Add the flour and knead soft, elastic dough. If instead of yogurt use yogurt or kefir, the flour will need more. Cover with a clean kitchen towel and let rise for 45 minutes.
For the filling, grind in a processor of cheese, I have local produce, cheese from goat's milk with garlic and nettles. Add the parsley – set aside some pretty leaves for decoration and finely chop the education of the masses with the crumbs. Parsley need more, I have rages, I and tame. You can, of course, and without a processor to do: grate the cheese, parsley finely chop, mix well.

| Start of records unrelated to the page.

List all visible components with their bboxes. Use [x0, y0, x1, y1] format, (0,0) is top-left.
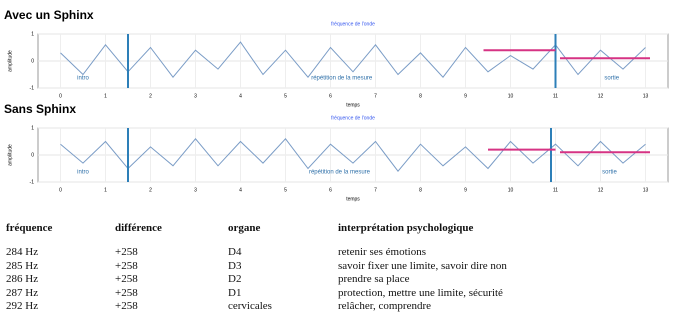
y-tick-label: -1 [30, 85, 35, 91]
table-cell: savoir fixer une limite, savoir dire non [338, 259, 507, 272]
x-axis-label: temps [346, 196, 360, 202]
table-cell: 284 Hz [6, 246, 39, 258]
y-tick-label: 1 [31, 31, 34, 37]
chart-subtitle: fréquence de l'onde [331, 115, 375, 121]
table-cell: 287 Hz [6, 286, 39, 299]
table-cell: D2 [228, 273, 242, 285]
table-cell: D1 [228, 286, 242, 299]
x-axis-label: temps [346, 102, 360, 108]
x-tick-label: 9 [464, 93, 467, 99]
table-cell: protection, mettre une limite, sécurité [338, 286, 503, 299]
x-tick-label: 12 [598, 93, 604, 99]
table-cell: D3 [228, 259, 242, 272]
x-tick-label: 12 [598, 187, 604, 193]
x-tick-label: 11 [553, 187, 558, 193]
y-axis-label: amplitude [7, 50, 13, 72]
charts: Avec un Sphinx fréquence de l'onde amplitu… [4, 8, 669, 202]
x-tick-label: 2 [149, 187, 152, 193]
region-label: intro [77, 76, 89, 82]
table-header: différence [115, 222, 162, 234]
table-cell: +258 [115, 286, 138, 299]
region-label: répétition de la mesure [311, 76, 373, 82]
table-cell: +258 [115, 246, 138, 258]
region-label: répétition de la mesure [309, 170, 371, 176]
table-cell: 292 Hz [6, 300, 39, 312]
x-tick-label: 0 [59, 93, 62, 99]
table-cell: relâcher, comprendre [338, 300, 432, 312]
table-header: organe [228, 222, 261, 234]
x-tick-label: 4 [239, 93, 242, 99]
x-tick-label: 3 [194, 93, 197, 99]
table-cell: cervicales [228, 300, 272, 312]
table-cell: D4 [228, 246, 242, 258]
table-cell: +258 [115, 273, 138, 285]
x-tick-label: 8 [419, 187, 422, 193]
x-tick-label: 11 [553, 93, 558, 99]
x-tick-label: 10 [508, 187, 514, 193]
x-tick-label: 9 [464, 187, 467, 193]
table-cell: 285 Hz [6, 259, 39, 272]
signal-line [60, 41, 646, 79]
x-tick-label: 4 [239, 187, 242, 193]
x-tick-label: 6 [329, 187, 332, 193]
x-tick-label: 13 [643, 93, 649, 99]
y-tick-label: -1 [30, 179, 35, 185]
chart-title: Avec un Sphinx [4, 8, 94, 22]
x-tick-label: 5 [284, 187, 287, 193]
x-tick-label: 1 [104, 187, 107, 193]
chart-subtitle: fréquence de l'onde [331, 21, 375, 27]
x-tick-label: 7 [374, 93, 377, 99]
x-tick-label: 8 [419, 93, 422, 99]
table-header: fréquence [6, 222, 53, 234]
region-label: sortie [604, 76, 619, 82]
region-label: intro [77, 170, 89, 176]
x-tick-label: 6 [329, 93, 332, 99]
x-tick-label: 7 [374, 187, 377, 193]
y-tick-label: 1 [31, 125, 34, 131]
y-axis-label: amplitude [7, 144, 13, 166]
table-cell: +258 [115, 259, 138, 272]
y-tick-label: 0 [31, 58, 34, 64]
table-header: interprétation psychologique [338, 222, 474, 234]
table-cell: retenir ses émotions [338, 246, 426, 258]
x-tick-label: 10 [508, 93, 514, 99]
x-tick-label: 5 [284, 93, 287, 99]
region-label: sortie [602, 170, 617, 176]
table-cell: 286 Hz [6, 273, 39, 285]
x-tick-label: 2 [149, 93, 152, 99]
chart-title: Sans Sphinx [4, 102, 76, 116]
x-tick-label: 13 [643, 187, 649, 193]
x-tick-label: 1 [104, 93, 107, 99]
table-cell: prendre sa place [338, 273, 410, 285]
y-tick-label: 0 [31, 152, 34, 158]
x-tick-label: 0 [59, 187, 62, 193]
table-cell: +258 [115, 300, 138, 312]
x-tick-label: 3 [194, 187, 197, 193]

Roll the dough into a rectangle, approximately 30x50 cm Filling spread evenly over the dough, leaving a 5-inch clean edge on the long side. Roll into a long tight roll, starting from the side with toppings, free toppings, the dough will "fix" the stuffing in the roll.
Meat loaf with a sharp knife cut into triangles. Important detail: the triangle, in General, the trapezoid, the angle opposite to the "closed" side of the triangle is also closed, otherwise the bread will reveal when baking.
On each triangle put a piece of parsley, lightly press into the dough. Bread can be lubricated with milk or cream, or even egg, but without the frosting they are well browned. Bake in a preheated oven (180 C) for 20-30 minutes.